It was Clarissa that answered. “If that was the last one. Or if the hits are going to keep on coming.”
In the silence that came afterward, they weren’t guard, prisoner, and civilian. They were just three people in a room.
The moment passed.
“I’ll be back with an update as soon as I have one, sir.”
Amos’ brain ran through all the scenarios that came easy and didn’t see many options. “Hey, wait. I know it ain’t for pleasure viewing or nothing, but that screen over there catch newsfeeds?”
“Prisoners only get access in the common area.”
“Sure,” Amos said. “But I’m not a prisoner, right?”
The woman looked down, then shrugged. She took out her hand terminal, tapped in a few lines of text, and the empty gray screen flickered to life. A pale man with broad, soft lips was in the middle of his report.
“— undetected by the radar arrays, we are getting reports that there was a temperature anomaly that may have been related to the attack.”
The guard nodded to him and closed the door. He couldn’t hear it lock, but he was pretty sure it had. He sat back in his chair and propped his heels on the side of the hospital bed. Clarissa sat forward, her bone-thin hands knotted together. The feed switched over to a white-haired man talking earnestly about the importance of not jumping to conclusions.
“Do you know where the first one hit?” Clarissa asked. “Do you remember anything from the news?”
“I wasn’t paying attention. I think they said Krakatoa? Is that a place?”
Clarissa closed her eyes. If anything, she went a little paler. “Not exactly. It’s a volcano that blew itself up a long, long time ago. Sent ash eighty kilometers up. Shock waves went around the world seven times.”
“But it’s not North Africa?”
“No,” she said. “I can’t believe they really did it. They’re dropping rocks. I mean, who would even do that? You can’t… you can’t replace Earth.”
“Maybe you kind of can now,” Amos said. “Lot of planets out there now weren’t around before.”
“I can’t believe someone would do this.”
“Yeah, but they did.”
Clarissa swallowed. There had to be stairs around here. They’d be locked up so that prisoners couldn’t get to them, but Amos figured there’d have to be stairs. He went to the window to the hall and pressed his head against it. He couldn’t see anything down the hall either way. Kicking the glass out seemed unlikely too. Not that he was looking to try.
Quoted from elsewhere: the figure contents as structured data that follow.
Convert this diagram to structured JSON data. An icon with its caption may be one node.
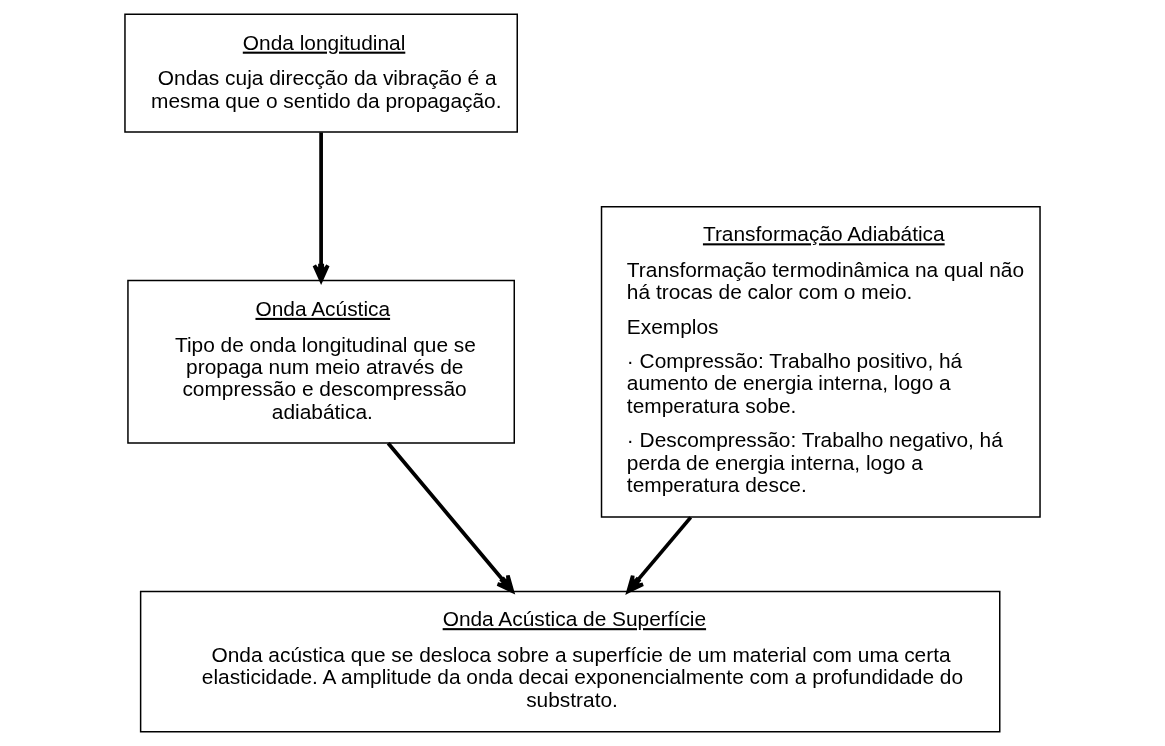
{
  "diagram": {
    "nodes": [
      {
        "text": [
          "Onda longitudinal",
          "Ondas cuja direcção da vibração é a mesma que o sentido da propagação."
        ]
      },
      {
        "text": [
          "Onda Acústica",
          "Tipo de onda longitudinal que se propaga num meio através de compressão e descompressão adiabática."
        ]
      },
      {
        "text": [
          "Transformação Adiabática",
          "Transformação termodinâmica na qual não há trocas de calor com o meio.",
          "Exemplos",
          "· Compressão: Trabalho positivo, há aumento de energia interna, logo a temperatura sobe.",
          "· Descompressão: Trabalho negativo, há perda de energia interna, logo a temperatura desce."
        ]
      },
      {
        "text": [
          "Onda Acústica de Superfície",
          "Onda acústica que se desloca sobre a superfície de um material com uma certa elasticidade. A amplitude da onda decai exponencialmente com a profundidade do substrato."
        ]
      }
    ],
    "edges": [
      {
        "from": 0,
        "to": 1,
        "arrow": "to"
      },
      {
        "from": 1,
        "to": 3,
        "arrow": "to"
      },
      {
        "from": 2,
        "to": 3,
        "arrow": "to"
      }
    ]
  }
}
Just thinking.
On the screen, a mushroom cloud rose over a vast and empty sea. Then, as a woman’s voice calmly talked about megatonnage and destructive capacity, a map was displayed with one bright red dot on North Africa, another in the ocean.
Clarissa hissed.
“Yeah?” Amos said.
“If the spacing’s even,” Clarissa said, “if there’s another one, it’s going to be close.”
“Okay,” Amos said. “Can’t do anything about that, though.”
The hinges were on the other side of the door too, because of course they were. It was a fucking prison. He clicked his tongue against his teeth. Maybe they’d take it off lockdown and send him on his way. Might happen. If it didn’t, though… Well, this was going to be a stupid way to die.
“What’re you thinking?” she asked.
“Well, Peaches. I’m thinking that I stayed on this mudball a day too long.”
Chapter Twenty-three: Holden
H
olden sat back, light-headed, his eyes still on the screen. The immensity of the news made Fred’s office seem fresh and unfamiliar: the desk with the fine black lines of wear at the corner; the captain’s safe set into the wall like a little privacy window; the industrial carpeting. It was like he was seeing Fred, leaning forward on his elbows, grief in his eyes, for the first time. Less than an hour earlier, reports had come through with red frames around the feed windows to show how serious everything was. The previous headlines – a meteor or possibly a small comet had struck North Africa – were forgotten. The ships carrying the prime minister of the Martian Republic were being approached by an unknown and apparently hostile force, his escort moving to intercept. It was the news of the year.
Then the second rock hit Earth, and what might have been a natural disaster was revealed as an attack.
“They’re connected,” Holden said. Every word came out slow. Every thought. It was like the shock had dropped his mind in resistance gel. “The attack on the prime minister. This. They’re connected, aren’t they?”
“I don’t know. Maybe,” Fred said. “Probably.”
“This is what they were planning. Your dissident OPA faction,” Holden said. “Tell me you didn’t know about this. Tell me you’re not part of it.”
Fred sighed and turned to him. The weariness in his expression was vast. “Fuck you.”